I have an array value that I need to get all possible combinations. Which using itertools.product does easily.
Eg. apple could be elppa, appel, lppae etc.
However the caveat is two fold.
I need to get all combinations of this word with the letters repeated 30 times. Eg. aaaaaaaaaaaaaaaaaaaaaaaaaapple , appleaaaaaaaaaaaaaaaaaaaaapple
Obviously we're working with a gigantic data source here, so when I run tests with eg 6-10 repeats it's reasonable fast (ie. under a minute). When running a test overnight to the power of 30, it suggests the test will take days to complete.
I have played with Numpy, which has commonly been suggested on StackOverflow as a faster/lighter method to use. But I have come unstuck on this, as all the variations I have found, have resulted in scripts killing my machine and using disk space, compared to the slow (too slow for this test), but more efficient itertools.product.

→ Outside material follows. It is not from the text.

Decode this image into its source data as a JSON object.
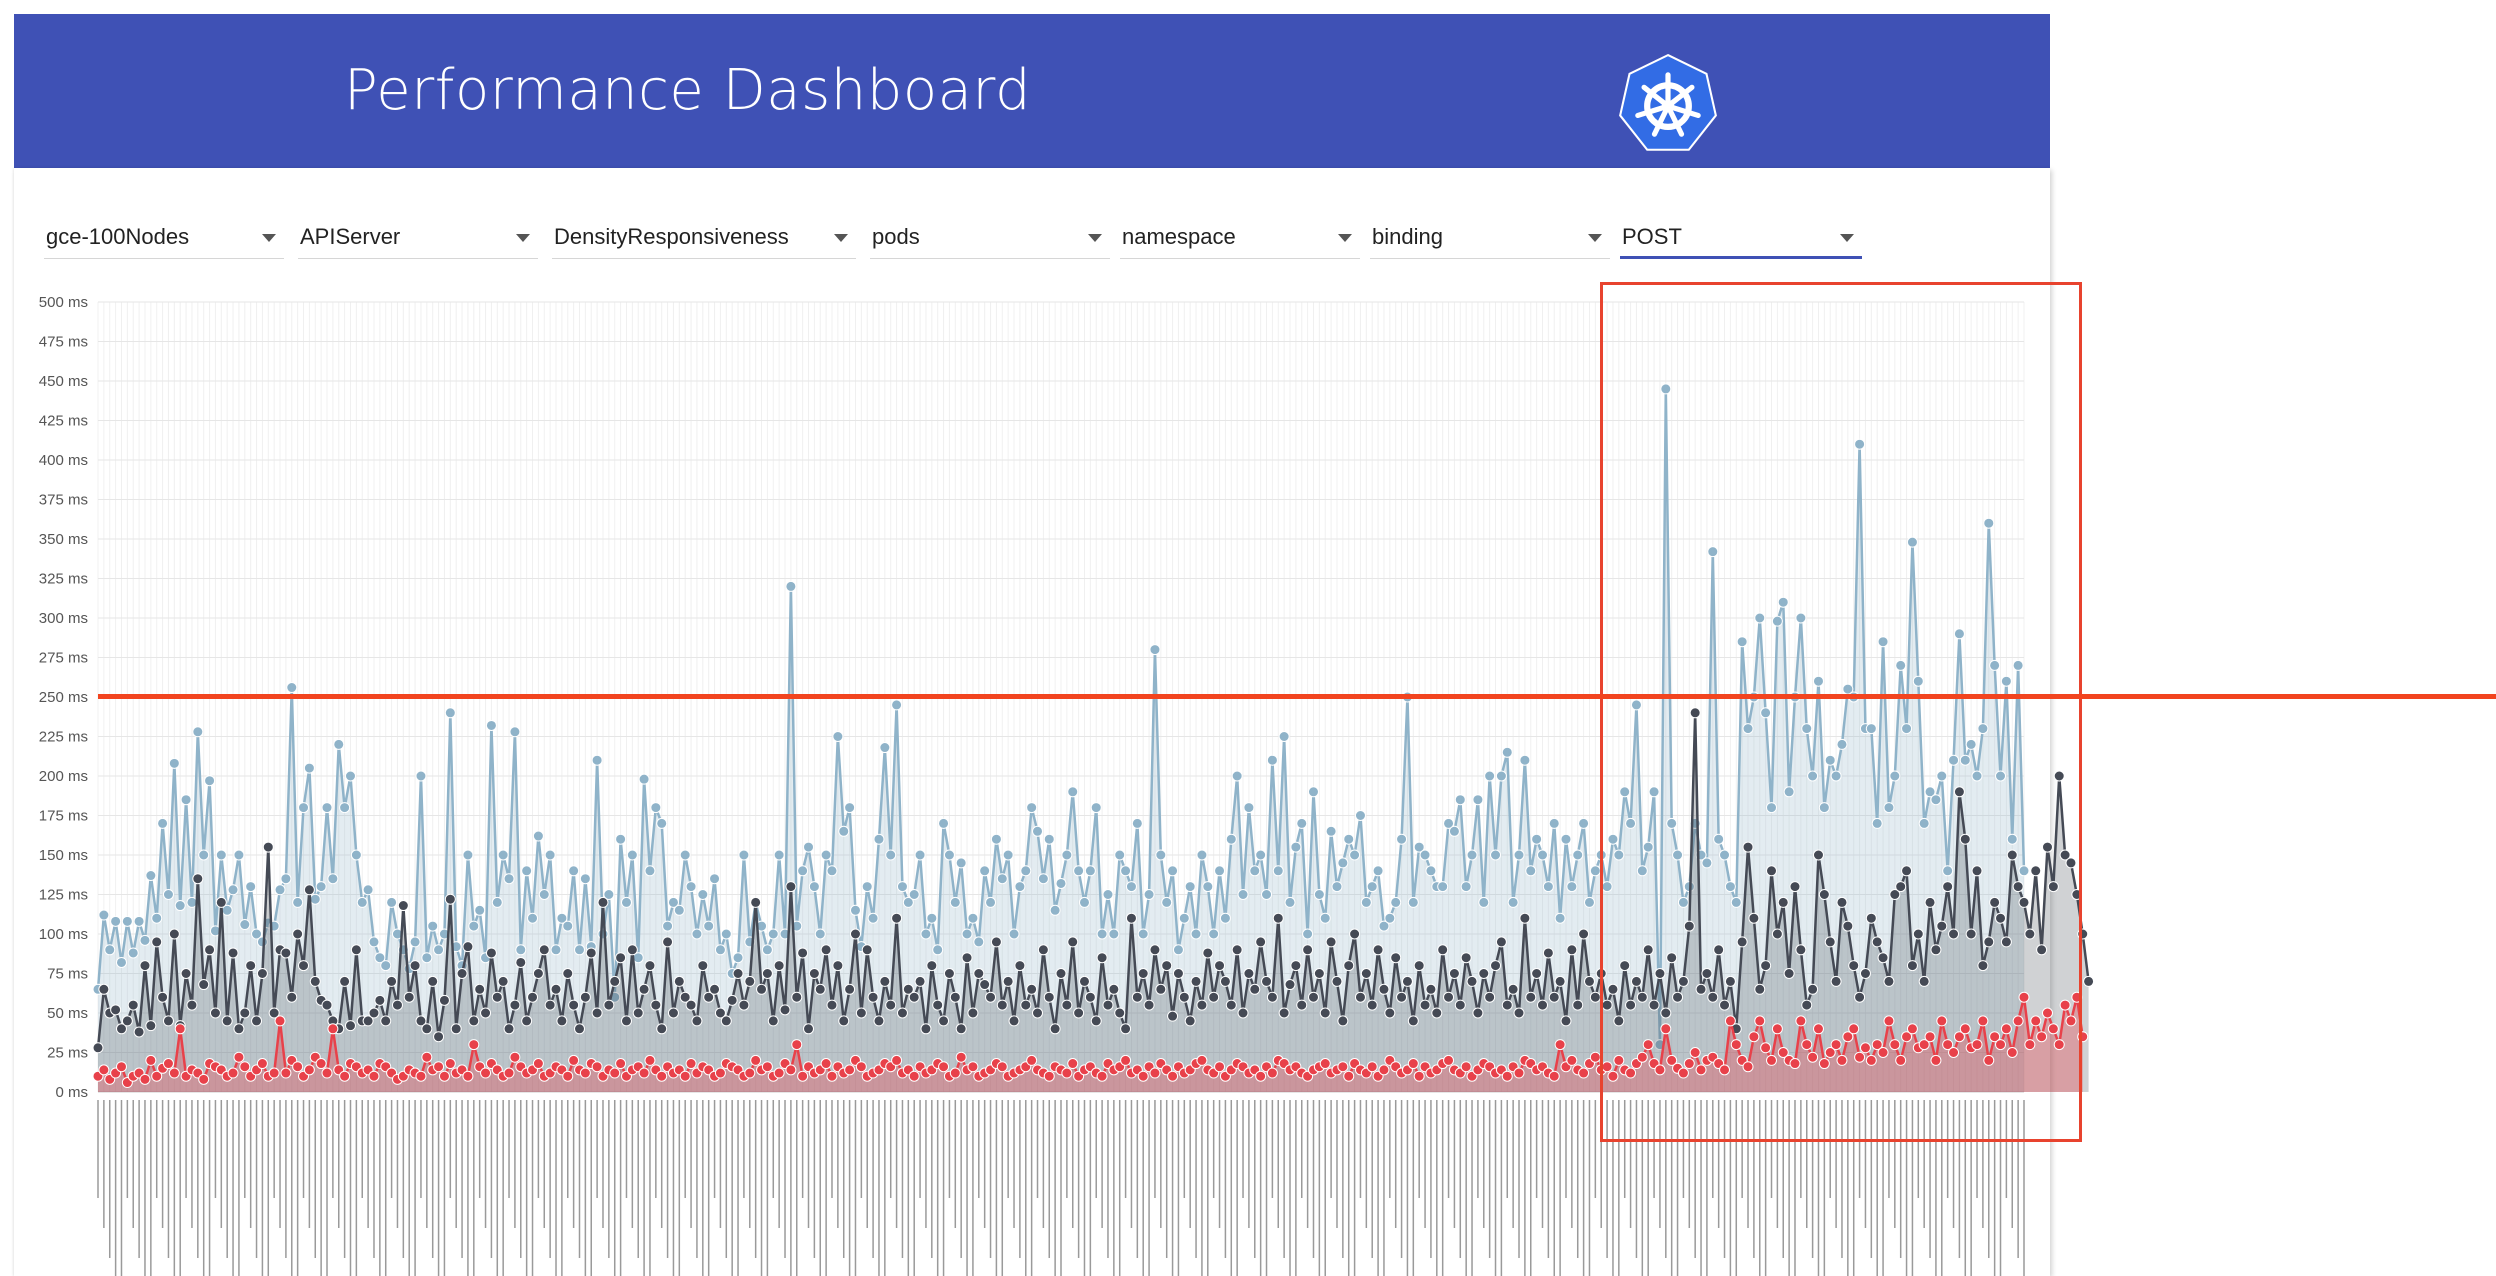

Also I am not understanding how you can pull all this data into a numty array to then calculate the following, without the overhead on the system.
Ultimately.
The point of the exercise is to count how many times the word apple appears in each row of results. But only when it appears once in a row. This would count: aaaaaaaaaaaaaaaaaaaaaaaaaapple This would not: appleaaaaaaaaaaaaaaaaaaaaapple
The below code works without too much strain on the machine, but runs too slowly.
Thanks
import itertools
import time
import numpy as np
apple = ['a','p','l','e']
occurences = 0
line = 0
arr_len = len(apple)
length = 30
squared = arr_len**length
start_time = time.time()
for string in itertools.imap(''.join, itertools.product(apple, repeat=length)):
line += 1
if (string.count('apple')==1):
occurences += 1
if occurences % 100000 == 0:
print occurences, ("--- %s seconds ---" % (time.time() - start_time)),squared, line
print ('Occurences : ',occurences)
print ('Last line no. ',line)
print ("--- %s seconds ---" % (time.time() - start_time))